Ах, Дондогдулам, родная, ты упала. Ты упала, тебя сбили влет, тебя настигли в полете, – а может быть, я слишком много выпил сегодня ночью, и это все мне только снится?! Я должен проспаться, да, да, я должен проспаться… Я… не должен отчаиваться… Эхе-дагини просто очень устала, упала и спит, она же не может умереть, она же – жена Владыки, жена Бессмертного, сама – Бессмертная… Мы же ели листья Дерева жизни… его из Тибета привозил мне Дамби-джамцан… Мы же ели эликсир бессмертия… нам тайком, помолясь, привозил его один добросердый тубут из Тибетской сотни Унгерна… не помню, как звали его… помню – попугай сидел у него на плече…
Богдо-гэгэн беспомощно оглянулся. Выстрелы раздавались уже на лестнице. По мраморной лестнице бежали, оглушительно топоча сапогами, изрыгая монгольские и русские ругательства, люди в черных кожаных одеждах, называвшие себя – красными. Красный цвет – цвет священной войны. Цвет владык во время коронации. Цвет Солнца, когда оно садится… падает за край земли… навеки… навсегда…
Цвет шерсти красных ургинских собак-трупоедов.
ВЛАСТЬ. ОНИ ХОТЕЛИ ВЗЯТЬ ВЛАСТЬ. ОНИ ХОТЕЛИ ОТНЯТЬ У МЕНЯ ВЛАСТЬ. ОНИ ОТНЯЛИ ЕЕ У МЕНЯ.
СНАЧАЛА – ГАМИНЫ; ПОТОМ – ОНИ.
КРАСНЫЕ.
БУДЬТЕ ВЫ ПРОКЛЯТЫ, КРАСНЫЕ. БУДЬТЕ ВЫ ПРОКЛЯТЫ.
Он, хмелея от отчаяния, прошептал монгольское древнее проклятие, что произносили на могиле убитого родичи, понуждая себя к отмщению, и попятился от бегущих ему навстречу. Слишком много водки, о да, слишком много водки. Будда великий, спаси меня, дай мне водки. Гэсэр-хан, счастье мое, сжалься, я ведь молился тебе, дай мне сейчас водки. Хоть немного водки. Мне легче будет умирать. Я не Бессмертный. Я всего лишь человек. И я боюсь родиться поросенком или быком. Хуже всего родиться собакой. Тебя все будут пинать… гнать. Швырять в тебя камнями. Совсем ужасно родиться красной собакой-трупоедом. Красные собаки! Красные собаки! Я… мне… водки… в последний раз…
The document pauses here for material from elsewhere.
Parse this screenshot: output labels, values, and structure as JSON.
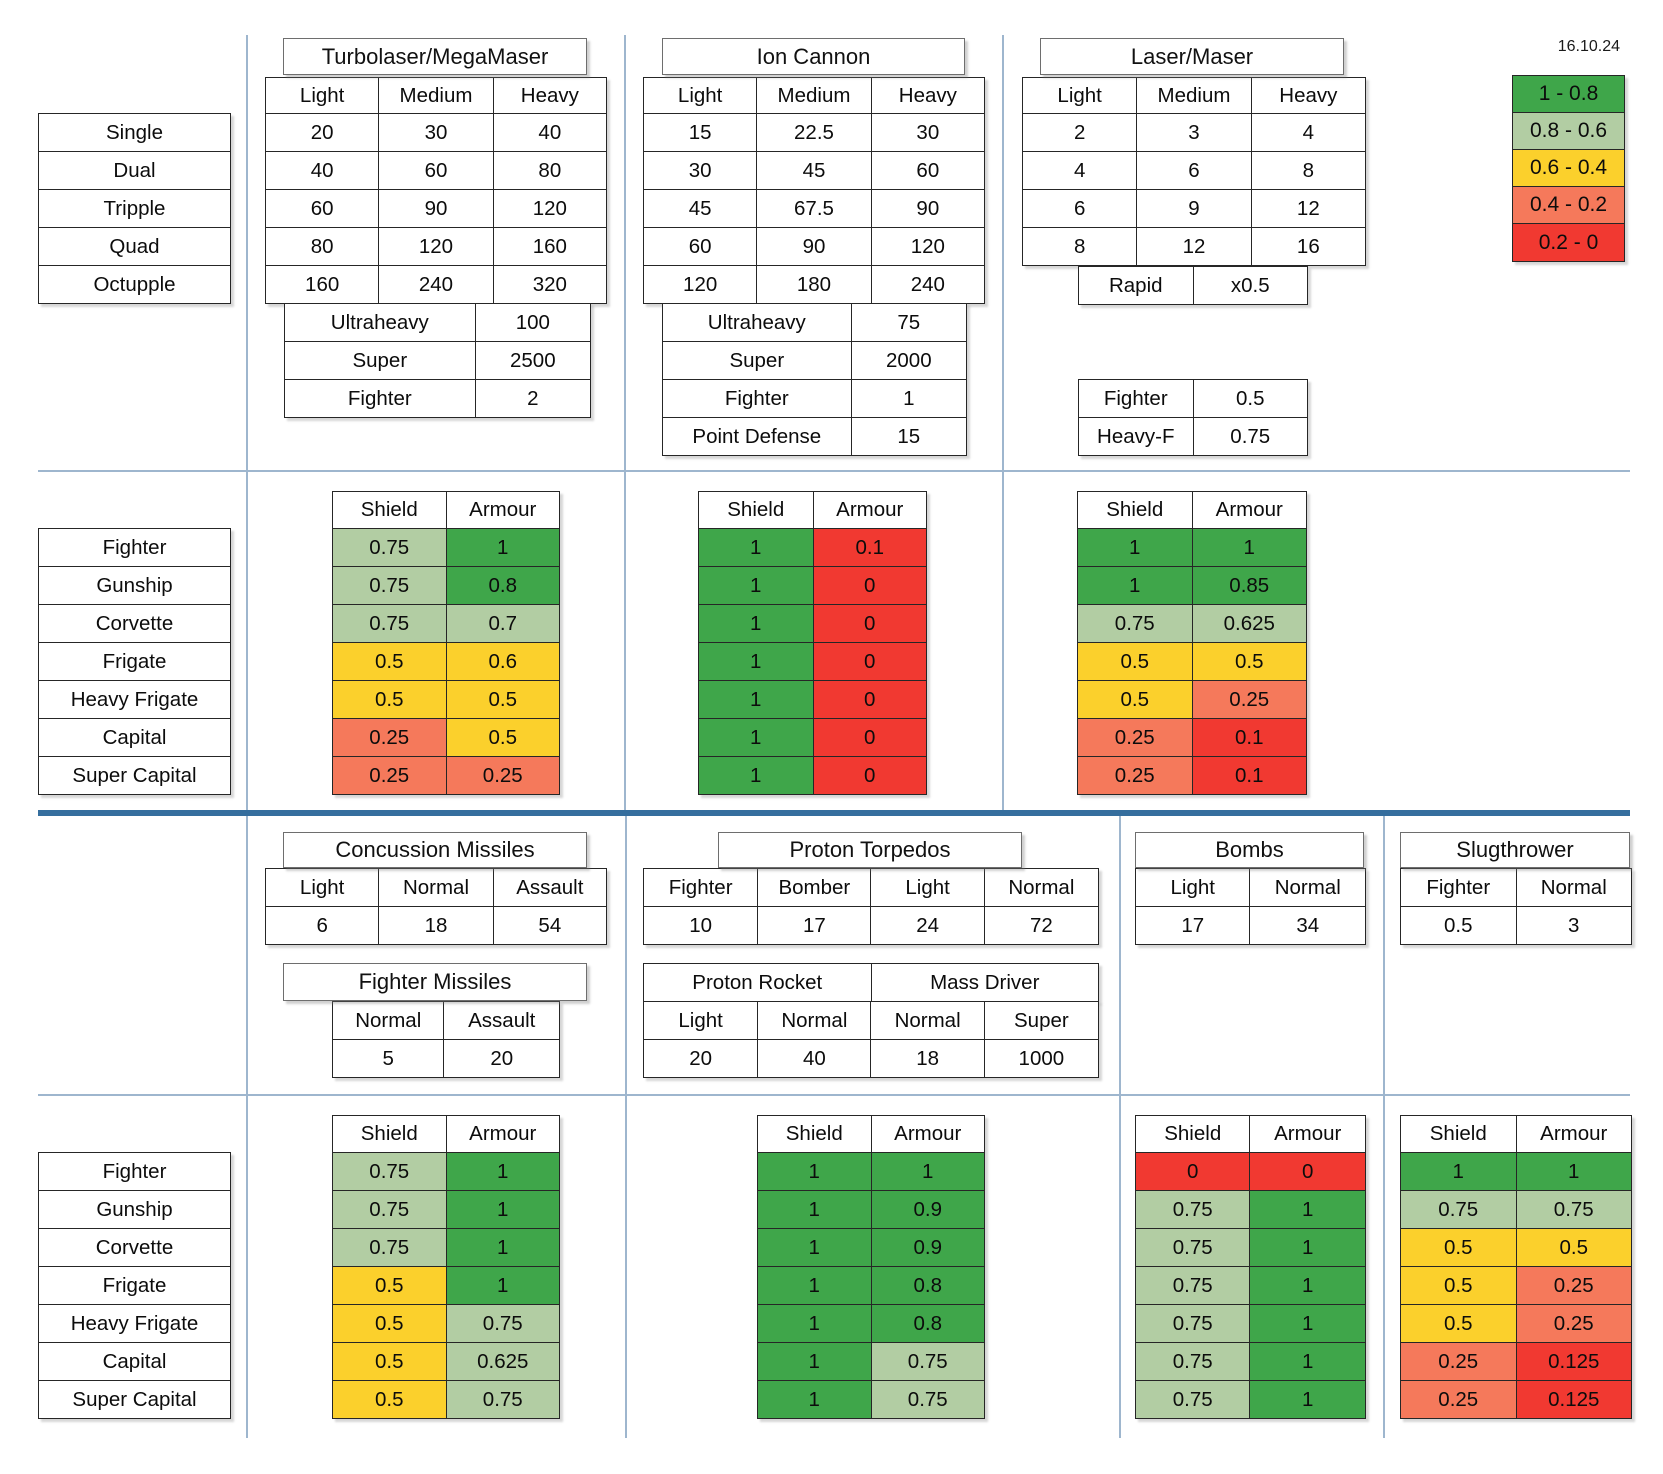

Дуло наставилось на него, и черная дыра пистолета показалась ему черной разверстой женской вагиной. Черная пустота расширялась, вбирала его в себя. Он взмахнул руками, так же, как его жена.
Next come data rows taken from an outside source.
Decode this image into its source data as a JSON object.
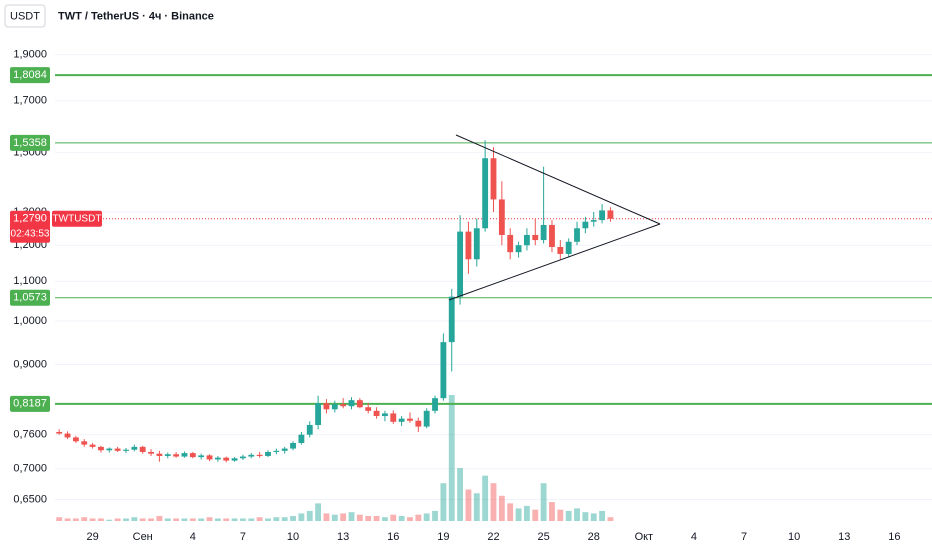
{
  "chart_data": {
    "type": "candlestick",
    "currency": "USDT",
    "title": "TWT / TetherUS · 4ч · Binance",
    "log_scale": true,
    "grid": true,
    "up_color": "#26a69a",
    "down_color": "#ef5350",
    "level_color": "#4caf50",
    "price_color": "#f23645",
    "ylim": [
      0.604,
      1.968
    ],
    "yticks": [
      {
        "value": 1.9,
        "label": "1,9000"
      },
      {
        "value": 1.7,
        "label": "1,7000"
      },
      {
        "value": 1.5,
        "label": "1,5000"
      },
      {
        "value": 1.3,
        "label": "1,3000"
      },
      {
        "value": 1.2,
        "label": "1,2000"
      },
      {
        "value": 1.1,
        "label": "1,1000"
      },
      {
        "value": 1.0,
        "label": "1,0000"
      },
      {
        "value": 0.9,
        "label": "0,9000"
      },
      {
        "value": 0.76,
        "label": "0,7600"
      },
      {
        "value": 0.7,
        "label": "0,7000"
      },
      {
        "value": 0.65,
        "label": "0,6500"
      }
    ],
    "levels": [
      {
        "value": 1.8084,
        "label": "1,8084",
        "width": 2
      },
      {
        "value": 1.5358,
        "label": "1,5358",
        "width": 1
      },
      {
        "value": 1.0573,
        "label": "1,0573",
        "width": 1
      },
      {
        "value": 0.8187,
        "label": "0,8187",
        "width": 2
      }
    ],
    "price": {
      "value": 1.279,
      "label": "1,2790",
      "symbol": "TWTUSDT",
      "countdown": "02:43:53"
    },
    "categories": [
      null,
      null,
      null,
      null,
      "29",
      null,
      null,
      null,
      null,
      null,
      "Сен",
      null,
      null,
      null,
      null,
      null,
      "4",
      null,
      null,
      null,
      null,
      null,
      "7",
      null,
      null,
      null,
      null,
      null,
      "10",
      null,
      null,
      null,
      null,
      null,
      "13",
      null,
      null,
      null,
      null,
      null,
      "16",
      null,
      null,
      null,
      null,
      null,
      "19",
      null,
      null,
      null,
      null,
      null,
      "22",
      null,
      null,
      null,
      null,
      null,
      "25",
      null,
      null,
      null,
      null,
      null,
      "28",
      null,
      null,
      null,
      null,
      null,
      "Окт",
      null,
      null,
      null,
      null,
      null,
      "4",
      null,
      null,
      null,
      null,
      null,
      "7",
      null,
      null,
      null,
      null,
      null,
      "10",
      null,
      null,
      null,
      null,
      null,
      "13",
      null,
      null,
      null,
      null,
      null,
      "16",
      null,
      null,
      null,
      null
    ],
    "open": [
      0.765,
      0.762,
      0.755,
      0.748,
      0.742,
      0.738,
      0.732,
      0.735,
      0.731,
      0.733,
      0.738,
      0.729,
      0.726,
      0.722,
      0.725,
      0.721,
      0.727,
      0.72,
      0.723,
      0.716,
      0.719,
      0.714,
      0.718,
      0.721,
      0.724,
      0.722,
      0.729,
      0.731,
      0.735,
      0.745,
      0.76,
      0.778,
      0.82,
      0.808,
      0.818,
      0.814,
      0.826,
      0.812,
      0.805,
      0.795,
      0.8,
      0.784,
      0.79,
      0.786,
      0.775,
      0.805,
      0.83,
      0.95,
      1.06,
      1.24,
      1.16,
      1.25,
      1.48,
      1.34,
      1.23,
      1.18,
      1.2,
      1.23,
      1.215,
      1.26,
      1.195,
      1.175,
      1.21,
      1.25,
      1.27,
      1.275,
      1.305,
      null,
      null,
      null,
      null,
      null,
      null,
      null,
      null,
      null,
      null,
      null,
      null,
      null,
      null,
      null,
      null,
      null,
      null,
      null,
      null,
      null,
      null,
      null,
      null,
      null,
      null,
      null,
      null,
      null,
      null,
      null,
      null,
      null,
      null,
      null,
      null,
      null,
      null
    ],
    "high": [
      0.77,
      0.766,
      0.758,
      0.752,
      0.745,
      0.74,
      0.737,
      0.738,
      0.736,
      0.742,
      0.74,
      0.734,
      0.731,
      0.728,
      0.729,
      0.73,
      0.729,
      0.726,
      0.725,
      0.722,
      0.721,
      0.72,
      0.724,
      0.727,
      0.729,
      0.732,
      0.735,
      0.738,
      0.748,
      0.765,
      0.785,
      0.835,
      0.828,
      0.825,
      0.83,
      0.832,
      0.83,
      0.82,
      0.812,
      0.805,
      0.806,
      0.795,
      0.802,
      0.792,
      0.81,
      0.835,
      0.97,
      1.08,
      1.29,
      1.27,
      1.28,
      1.545,
      1.52,
      1.4,
      1.25,
      1.21,
      1.25,
      1.28,
      1.45,
      1.275,
      1.215,
      1.22,
      1.27,
      1.285,
      1.3,
      1.325,
      1.315,
      null,
      null,
      null,
      null,
      null,
      null,
      null,
      null,
      null,
      null,
      null,
      null,
      null,
      null,
      null,
      null,
      null,
      null,
      null,
      null,
      null,
      null,
      null,
      null,
      null,
      null,
      null,
      null,
      null,
      null,
      null,
      null,
      null,
      null,
      null,
      null,
      null,
      null
    ],
    "low": [
      0.76,
      0.752,
      0.745,
      0.738,
      0.735,
      0.728,
      0.728,
      0.729,
      0.727,
      0.73,
      0.726,
      0.722,
      0.712,
      0.718,
      0.719,
      0.719,
      0.718,
      0.716,
      0.713,
      0.712,
      0.711,
      0.712,
      0.715,
      0.718,
      0.719,
      0.72,
      0.725,
      0.726,
      0.732,
      0.742,
      0.755,
      0.77,
      0.8,
      0.802,
      0.81,
      0.808,
      0.81,
      0.8,
      0.79,
      0.785,
      0.78,
      0.776,
      0.782,
      0.765,
      0.772,
      0.8,
      0.825,
      0.885,
      1.04,
      1.12,
      1.14,
      1.24,
      1.3,
      1.2,
      1.16,
      1.165,
      1.185,
      1.2,
      1.205,
      1.18,
      1.16,
      1.165,
      1.2,
      1.235,
      1.255,
      1.265,
      1.27,
      null,
      null,
      null,
      null,
      null,
      null,
      null,
      null,
      null,
      null,
      null,
      null,
      null,
      null,
      null,
      null,
      null,
      null,
      null,
      null,
      null,
      null,
      null,
      null,
      null,
      null,
      null,
      null,
      null,
      null,
      null,
      null,
      null,
      null,
      null,
      null,
      null,
      null
    ],
    "close": [
      0.762,
      0.755,
      0.748,
      0.742,
      0.738,
      0.732,
      0.735,
      0.731,
      0.733,
      0.738,
      0.729,
      0.726,
      0.722,
      0.725,
      0.721,
      0.727,
      0.72,
      0.723,
      0.716,
      0.719,
      0.714,
      0.718,
      0.721,
      0.724,
      0.722,
      0.729,
      0.731,
      0.735,
      0.745,
      0.76,
      0.778,
      0.82,
      0.808,
      0.818,
      0.814,
      0.826,
      0.812,
      0.805,
      0.795,
      0.8,
      0.784,
      0.79,
      0.786,
      0.775,
      0.805,
      0.83,
      0.95,
      1.06,
      1.24,
      1.16,
      1.25,
      1.48,
      1.34,
      1.23,
      1.18,
      1.2,
      1.23,
      1.215,
      1.26,
      1.195,
      1.175,
      1.21,
      1.25,
      1.27,
      1.275,
      1.305,
      1.279,
      null,
      null,
      null,
      null,
      null,
      null,
      null,
      null,
      null,
      null,
      null,
      null,
      null,
      null,
      null,
      null,
      null,
      null,
      null,
      null,
      null,
      null,
      null,
      null,
      null,
      null,
      null,
      null,
      null,
      null,
      null,
      null,
      null,
      null,
      null,
      null,
      null,
      null
    ],
    "volume": [
      3,
      2,
      2,
      3,
      2,
      2,
      1,
      2,
      2,
      3,
      2,
      2,
      4,
      2,
      2,
      2,
      2,
      2,
      3,
      2,
      2,
      2,
      2,
      2,
      3,
      2,
      3,
      3,
      4,
      6,
      8,
      14,
      6,
      5,
      6,
      7,
      5,
      4,
      4,
      3,
      5,
      4,
      3,
      5,
      6,
      8,
      30,
      100,
      42,
      25,
      22,
      36,
      30,
      20,
      14,
      10,
      12,
      9,
      30,
      15,
      9,
      8,
      10,
      7,
      6,
      8,
      3,
      null,
      null,
      null,
      null,
      null,
      null,
      null,
      null,
      null,
      null,
      null,
      null,
      null,
      null,
      null,
      null,
      null,
      null,
      null,
      null,
      null,
      null,
      null,
      null,
      null,
      null,
      null,
      null,
      null,
      null,
      null,
      null,
      null,
      null,
      null,
      null,
      null,
      null
    ]
  }
}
«Гэсэр-хан, это же ты, старик, я вижу тебя!.. Да ты совсем седой… Три белых волоса у тебя на голове, три – в бороде… Это ты, ты просишь водки у меня, а не я у тебя!.. Гляди, на нас смотрит Подглядывающий со стены, с той китайской картины, изображающей совокупление… Пятна позолоты, порочный смех, сексуальныезабавы, извращения, стыдливо называемые причудами любви… Гляди, Подглядывающий смотрит на нас с тобой, Гэсэр, подмигивает нам!.. А разве мы с тобой любовники, Гэсэр?.. Мы же просто два старика… просто ты умер давно, а я – я должен умереть сейчас… вот сейчас… вот… Подглядывающий, не гляди, на это глядеть нельзя… не гляди на наши обнаженные тела, на наши уды, на наши тощие зады, на наши худые ноги… они похожи на корни… на корни сосны… священной сосны с горы Богдо-ул… Не гляди… это страшно… не…»
Пуля была выпущена ему в рот. Он проглотил ее. Он проглотил пулю, как глотают пилюлю. Вот я и лечусь смертью от жизни, подумал он. Все вспыхнуло. Все погасло. Гэсэр-хан еще постоял рядом, покривил горестно маленькое сморщенное личико, подергал жидкую седую бороденку. Вытащил из кармана маленькую зеленую бутылку рисовой водки, поглядел на просвет, вынул пробку, приставил горлышко ко рту, закинул голову, отхлебнул, прижмурясь от наслаждения. Потом исчез, растворился в дымке, в сизом пороховом дыму.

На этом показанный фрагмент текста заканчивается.